From day three of admission, fever spikes started to decrease in severity as well as frequency. On fourth day, platelet count further decreased to 26×109/L whereas CRP decreased to 23 mg/dL. On day 5, patient became afebrile but there were new echhymotic spots around elbow joint with platelet count further reducing to 12×109/L. Bone marrow examination revealed increased numbers of megakaryocytes with other blood cell-precursors in normal ranges; a picture suggestive of Immune Thrombocytopenic Purpura (ITP).

We started oral prednisolone (2 mg/kg/d) with gradual tapering over 4 weeks. On day-10 of admission, platelet count increased to 84×109/L, and at 1-month follow-up, it was 183×109/L.

Hematological changes in typhoid fever constitute of anemia, leucopenia, thrombocytopenia and subclinical disseminated intravascular coagulation [1]. Toxin-mediated bone marrow suppression, chronic granulo-matous changes and hemophagocytic histiocytosis are among the reported bone marrow changes [2,3]. Isolated thrombocytopenia in typhoid fever has been reported earlier [4], but documented bone marrow changes suggestive of ITP in blood culture proven typhoid fever is rarely documented.

References

1. Khosla SN, Anand A, Singh U. Hematological profile in typhoid fever.
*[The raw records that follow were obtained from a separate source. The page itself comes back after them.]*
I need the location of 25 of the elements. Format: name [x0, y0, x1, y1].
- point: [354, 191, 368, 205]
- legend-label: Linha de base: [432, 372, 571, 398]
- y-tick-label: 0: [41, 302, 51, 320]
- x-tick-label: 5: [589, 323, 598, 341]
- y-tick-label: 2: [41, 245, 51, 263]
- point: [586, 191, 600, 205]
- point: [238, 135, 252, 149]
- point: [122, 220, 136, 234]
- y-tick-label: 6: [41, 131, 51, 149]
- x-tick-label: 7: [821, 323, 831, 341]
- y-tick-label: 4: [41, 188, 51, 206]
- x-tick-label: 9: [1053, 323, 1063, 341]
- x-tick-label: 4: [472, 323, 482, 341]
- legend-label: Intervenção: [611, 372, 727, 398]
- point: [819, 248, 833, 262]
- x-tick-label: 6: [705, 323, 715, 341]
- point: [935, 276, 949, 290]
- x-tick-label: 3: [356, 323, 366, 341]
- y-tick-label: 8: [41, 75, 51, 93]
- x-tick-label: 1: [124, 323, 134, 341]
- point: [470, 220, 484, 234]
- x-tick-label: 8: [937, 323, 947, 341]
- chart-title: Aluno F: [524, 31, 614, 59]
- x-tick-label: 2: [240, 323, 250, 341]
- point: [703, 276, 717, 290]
Trop Doctor. 1995;25:156-8.

2. Lee JH, Lee YH, Ahn SH, Choi HS. Granulomatous bone marrow disease- a review of the hematopathologic analysis of 27 cases. Kor J Clin Pathol. 1985;5:515-21.

3. Miller SI, Pegnes DA. Salmonella species, including Salmonella typhi. In: Mandell GL, Bennet JE, Dolin R. Principles and Practice of Infectious Diseases. Philadelphia: Churchill Livingstone; 2000. p. 2344-63.

4. Serefhanoglu IK, Kaya E, Aydogdu I, Sevinc A, Kuku I, Ersoy Y. Isolated thrombocytopenia: the presenting finding of typhoid fever. Clin Lab Haematol. 2003;25:63-5.